Lien permanent Catégories : Commentaires GHI 5 commentaires

Commentaires

  • Ça y est, par stupide mimétisme international, on s’apprête à nouveau à «casser la baraque» !

    À vous Mesdames et Messieurs, les sachants qui accusez un peu vite vos adversaires de complotisme…

    Est-ce qu’on pourrait juste avoir une RÉPONSE PRÉCISE (sans langue de bois), à une interrogation simple ?

    S’agissant du calibrage des tests PCR; certains évoquent aujourd’hui le calibrage de ces tests à 40 ou 45 cycles d’amplification. La mesure aurait pour effet de révéler de manière singulière des traces de débris ARN (non contaminants) issus du coronavirus ou d’autres. Ce qui produirait donc une grande quantité de faux positifs, qui ne sont ni infectés ni contagieux.

    Selon, plusieurs scientifiques, notamment le prof. Raoult (médecin infectiologue + biologiste), il faudrait que les tests PCR soient calibrés à 30 cycles d’amplification, pour n’être sensibles que dans les cas où le coronavirus actif est réellement présent.

    Ce contexte (de calibrage sur-amplifié), expliquerait cette nouvelle «déferlante» de contaminations. VRAI ? FAUX ? AUTRE ?

    Et question subsidiaire:

    Pensez-vous sincèrement, que ce professeur, avec ses quarante ans d’expérience en virologie; qui a publié ou co-publié des centaines d’études scientifiques sur le comportement de ces « sales petites bêtes », a perdu la boule, ou déconne complètement ?

  • Vivre et laisser mourir (bis)
    https://www.youtube.com/watch?v=thHf7UioMOQ

    "Seules quelques personnes ont été admises à l’hôpital seulement à cause du Covid-19. Dans la plupart des cas d’hospitalisation les malades ont des pathologies préexistantes"
    Maurer, Conseiller fédéral UDC.

    Les personnes malades ont-elles le droit de vivre ? Plus vraiment.
    Doit on tenir compte de leur sort ? Pas tellement.
    Lorsque le cantonal passera à la phase 2 du plan covid, devra-t'on les sauver ? Plus vraiment.
    La vue Longeole prédominera-t'elle ? Oui, la mort massive s'en vient.

  • @ Pétard

    Je me suis déjà posé la question et l'ai posé au député Dimier.

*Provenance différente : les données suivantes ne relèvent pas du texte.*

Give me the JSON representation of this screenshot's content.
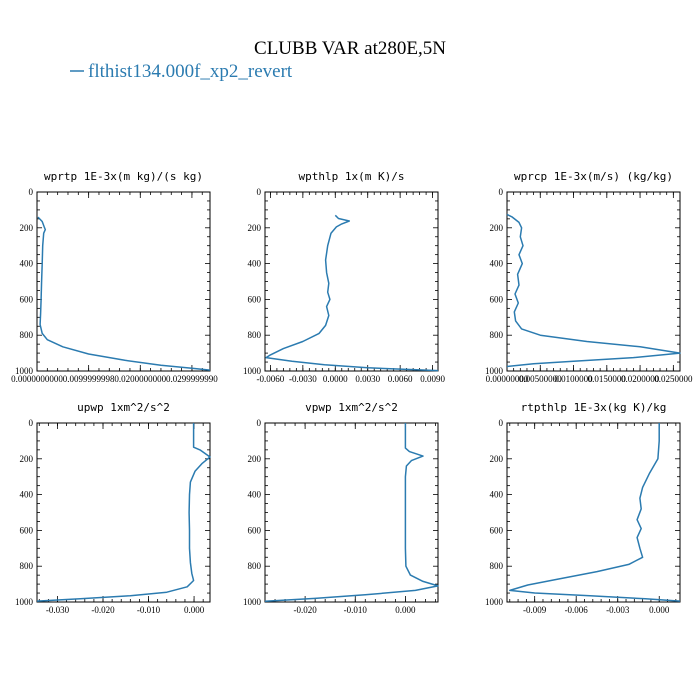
{
  "chart_title": "CLUBB VAR at280E,5N",
  "legend": {
    "label": "flthist134.000f_xp2_revert",
    "color": "#2b7bb0"
  },
  "chart_data": [
    {
      "type": "line",
      "title": "wprtp  1E-3x(m kg)/(s kg)",
      "xlim": [
        0.0,
        0.0335
      ],
      "ylim": [
        1000,
        0
      ],
      "xticks": [
        "0.0000000000",
        "0.0099999998",
        "0.0200000000",
        "0.0299999990"
      ],
      "xtick_values": [
        0.0,
        0.01,
        0.02,
        0.03
      ],
      "yticks": [
        0,
        200,
        400,
        600,
        800,
        1000
      ],
      "series": [
        {
          "points": [
            [
              0.0002,
              140
            ],
            [
              0.001,
              165
            ],
            [
              0.0014,
              195
            ],
            [
              0.0016,
              210
            ],
            [
              0.0013,
              230
            ],
            [
              0.0011,
              300
            ],
            [
              0.001,
              400
            ],
            [
              0.0009,
              500
            ],
            [
              0.0008,
              600
            ],
            [
              0.0007,
              680
            ],
            [
              0.0006,
              740
            ],
            [
              0.001,
              790
            ],
            [
              0.002,
              825
            ],
            [
              0.005,
              865
            ],
            [
              0.01,
              905
            ],
            [
              0.017,
              940
            ],
            [
              0.024,
              968
            ],
            [
              0.03,
              985
            ],
            [
              0.0335,
              995
            ]
          ]
        }
      ]
    },
    {
      "type": "line",
      "title": "wpthlp  1x(m K)/s",
      "xlim": [
        -0.0065,
        0.0095
      ],
      "ylim": [
        1000,
        0
      ],
      "xticks": [
        "-0.0060",
        "-0.0030",
        "0.0000",
        "0.0030",
        "0.0060",
        "0.0090"
      ],
      "xtick_values": [
        -0.006,
        -0.003,
        0.0,
        0.003,
        0.006,
        0.009
      ],
      "yticks": [
        0,
        200,
        400,
        600,
        800,
        1000
      ],
      "series": [
        {
          "points": [
            [
              0.0,
              130
            ],
            [
              0.0003,
              148
            ],
            [
              0.0013,
              162
            ],
            [
              0.0006,
              178
            ],
            [
              0.0001,
              195
            ],
            [
              -0.0004,
              230
            ],
            [
              -0.0007,
              300
            ],
            [
              -0.0009,
              380
            ],
            [
              -0.0008,
              450
            ],
            [
              -0.0006,
              510
            ],
            [
              -0.0007,
              560
            ],
            [
              -0.0005,
              600
            ],
            [
              -0.0008,
              640
            ],
            [
              -0.0006,
              690
            ],
            [
              -0.0009,
              745
            ],
            [
              -0.0015,
              790
            ],
            [
              -0.003,
              835
            ],
            [
              -0.0048,
              875
            ],
            [
              -0.006,
              910
            ],
            [
              -0.0064,
              925
            ],
            [
              -0.004,
              945
            ],
            [
              -0.001,
              965
            ],
            [
              0.003,
              982
            ],
            [
              0.0075,
              993
            ],
            [
              0.0095,
              998
            ]
          ]
        }
      ]
    },
    {
      "type": "line",
      "title": "wprcp  1E-3x(m/s) (kg/kg)",
      "xlim": [
        0.0,
        0.026
      ],
      "ylim": [
        1000,
        0
      ],
      "xticks": [
        "0.00000000",
        "0.00500000",
        "0.0100000",
        "0.0150000",
        "0.0200000",
        "0.0250000"
      ],
      "xtick_values": [
        0.0,
        0.005,
        0.01,
        0.015,
        0.02,
        0.025
      ],
      "yticks": [
        0,
        200,
        400,
        600,
        800,
        1000
      ],
      "series": [
        {
          "points": [
            [
              0.0,
              125
            ],
            [
              0.0008,
              140
            ],
            [
              0.0018,
              170
            ],
            [
              0.0022,
              200
            ],
            [
              0.002,
              250
            ],
            [
              0.0024,
              300
            ],
            [
              0.0018,
              350
            ],
            [
              0.0023,
              400
            ],
            [
              0.0016,
              460
            ],
            [
              0.0018,
              520
            ],
            [
              0.0012,
              570
            ],
            [
              0.0017,
              620
            ],
            [
              0.0011,
              670
            ],
            [
              0.0013,
              720
            ],
            [
              0.0022,
              765
            ],
            [
              0.005,
              800
            ],
            [
              0.012,
              835
            ],
            [
              0.02,
              865
            ],
            [
              0.026,
              900
            ],
            [
              0.019,
              925
            ],
            [
              0.01,
              945
            ],
            [
              0.004,
              960
            ],
            [
              0.0,
              975
            ]
          ]
        }
      ]
    },
    {
      "type": "line",
      "title": "upwp  1xm^2/s^2",
      "xlim": [
        -0.0345,
        0.0035
      ],
      "ylim": [
        1000,
        0
      ],
      "xticks": [
        "-0.030",
        "-0.020",
        "-0.010",
        "0.000"
      ],
      "xtick_values": [
        -0.03,
        -0.02,
        -0.01,
        0.0
      ],
      "yticks": [
        0,
        200,
        400,
        600,
        800,
        1000
      ],
      "series": [
        {
          "points": [
            [
              -0.0001,
              0
            ],
            [
              -0.0001,
              135
            ],
            [
              0.0013,
              150
            ],
            [
              0.0035,
              190
            ],
            [
              0.0018,
              225
            ],
            [
              0.0002,
              270
            ],
            [
              -0.0008,
              330
            ],
            [
              -0.001,
              400
            ],
            [
              -0.0011,
              500
            ],
            [
              -0.001,
              600
            ],
            [
              -0.001,
              700
            ],
            [
              -0.0008,
              780
            ],
            [
              -0.0005,
              840
            ],
            [
              -0.0001,
              880
            ],
            [
              -0.0015,
              915
            ],
            [
              -0.006,
              945
            ],
            [
              -0.014,
              965
            ],
            [
              -0.025,
              982
            ],
            [
              -0.0345,
              995
            ]
          ]
        }
      ]
    },
    {
      "type": "line",
      "title": "vpwp  1xm^2/s^2",
      "xlim": [
        -0.028,
        0.0065
      ],
      "ylim": [
        1000,
        0
      ],
      "xticks": [
        "-0.020",
        "-0.010",
        "0.000"
      ],
      "xtick_values": [
        -0.02,
        -0.01,
        0.0
      ],
      "yticks": [
        0,
        200,
        400,
        600,
        800,
        1000
      ],
      "series": [
        {
          "points": [
            [
              0.0,
              0
            ],
            [
              0.0,
              140
            ],
            [
              0.0008,
              160
            ],
            [
              0.0035,
              185
            ],
            [
              0.0012,
              210
            ],
            [
              0.0002,
              240
            ],
            [
              0.0,
              300
            ],
            [
              0.0,
              400
            ],
            [
              0.0,
              500
            ],
            [
              0.0,
              600
            ],
            [
              0.0,
              700
            ],
            [
              0.0001,
              800
            ],
            [
              0.001,
              850
            ],
            [
              0.0035,
              885
            ],
            [
              0.0065,
              910
            ],
            [
              0.002,
              935
            ],
            [
              -0.008,
              960
            ],
            [
              -0.018,
              980
            ],
            [
              -0.028,
              996
            ]
          ]
        }
      ]
    },
    {
      "type": "line",
      "title": "rtpthlp  1E-3x(kg K)/kg",
      "xlim": [
        -0.011,
        0.0015
      ],
      "ylim": [
        1000,
        0
      ],
      "xticks": [
        "-0.009",
        "-0.006",
        "-0.003",
        "0.000"
      ],
      "xtick_values": [
        -0.009,
        -0.006,
        -0.003,
        0.0
      ],
      "yticks": [
        0,
        200,
        400,
        600,
        800,
        1000
      ],
      "series": [
        {
          "points": [
            [
              0.0,
              0
            ],
            [
              0.0,
              100
            ],
            [
              -0.0001,
              200
            ],
            [
              -0.0007,
              280
            ],
            [
              -0.0012,
              360
            ],
            [
              -0.0014,
              420
            ],
            [
              -0.0013,
              480
            ],
            [
              -0.0016,
              540
            ],
            [
              -0.0013,
              590
            ],
            [
              -0.0016,
              640
            ],
            [
              -0.0014,
              700
            ],
            [
              -0.0012,
              750
            ],
            [
              -0.0022,
              790
            ],
            [
              -0.0045,
              830
            ],
            [
              -0.0075,
              875
            ],
            [
              -0.0095,
              905
            ],
            [
              -0.0108,
              935
            ],
            [
              -0.009,
              950
            ],
            [
              -0.005,
              965
            ],
            [
              -0.001,
              982
            ],
            [
              0.0015,
              995
            ]
          ]
        }
      ]
    }
  ]
}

C'est un peu plus compliqué. Les tests peuvent changer et leurs paramètres aussi. Mais cela ne change rien au fait que si d'une semaine à l'autre on assiste à un doublement des cas positifs, cela correspond à un doublement du nombre de malade. Sauf si vous pensez que l'on triche un peu plus de de semaine en semaine. Mais alors comment expliquer le remplissage des kits hospitaliers de covidaires ?

  • « Mais alors comment expliquer le remplissage des kits hospitaliers de covidaires ? »

    On ne sait pas grand chose de ces cas. Secret médical oblige.

    Ce que mon entourage - majoritaire en blouses blanches, toutes disciplines confondues -, unanimement me dit: "les virus saisonniers" on commencé à sévir et que cela brouille les données.

    Que ceux-ci ajoutés - admettons -, à des covidés "faux positifs" atteints d'autres pathologies respiratoires ou cardio-vasculaires, suffiront à caser le client dans le «kit hospitalier de covidaires».

    En fin de parcours, ce ne serait donc qu'une autopsie en bonne et due forme qui pourrait déterminer, si le patient est mort du Covid19 ou d'autre chose.

    Il ne faut pas se faire d'illusions, n'importe quel cas - Covid19 ou non -, en réanimation à cause d'une insuffisance respiratoire sévère, a +/- une chance sur deux de s'en sortir.

  • "Il ne faut pas se faire d'illusions, n'importe quel cas - Covid19 ou non -, en réanimation à cause d'une insuffisance respiratoire sévère, a +/- une chance sur deux de s'en sortir".

    Pour les admissions en usi, je vous renvoie au Prof. Pugin, colloque du mardi.
    - Survie 81 % et non 50%.
    - 4 patients sur 5 avec comorbidités. Aucune des comorbidités n'a de valeur prédictive quant au sort du patient, à l'exception de l'existence d'un cancer actif.

    "Ce que mon entourage - majoritaire en blouses blanches, toutes disciplines confondues -, unanimement me dit: "les virus saisonniers" on commencé à sévir et que cela brouille les données. "

    Semaine 41. Virologie. RAS. Rhinovirus mis à part.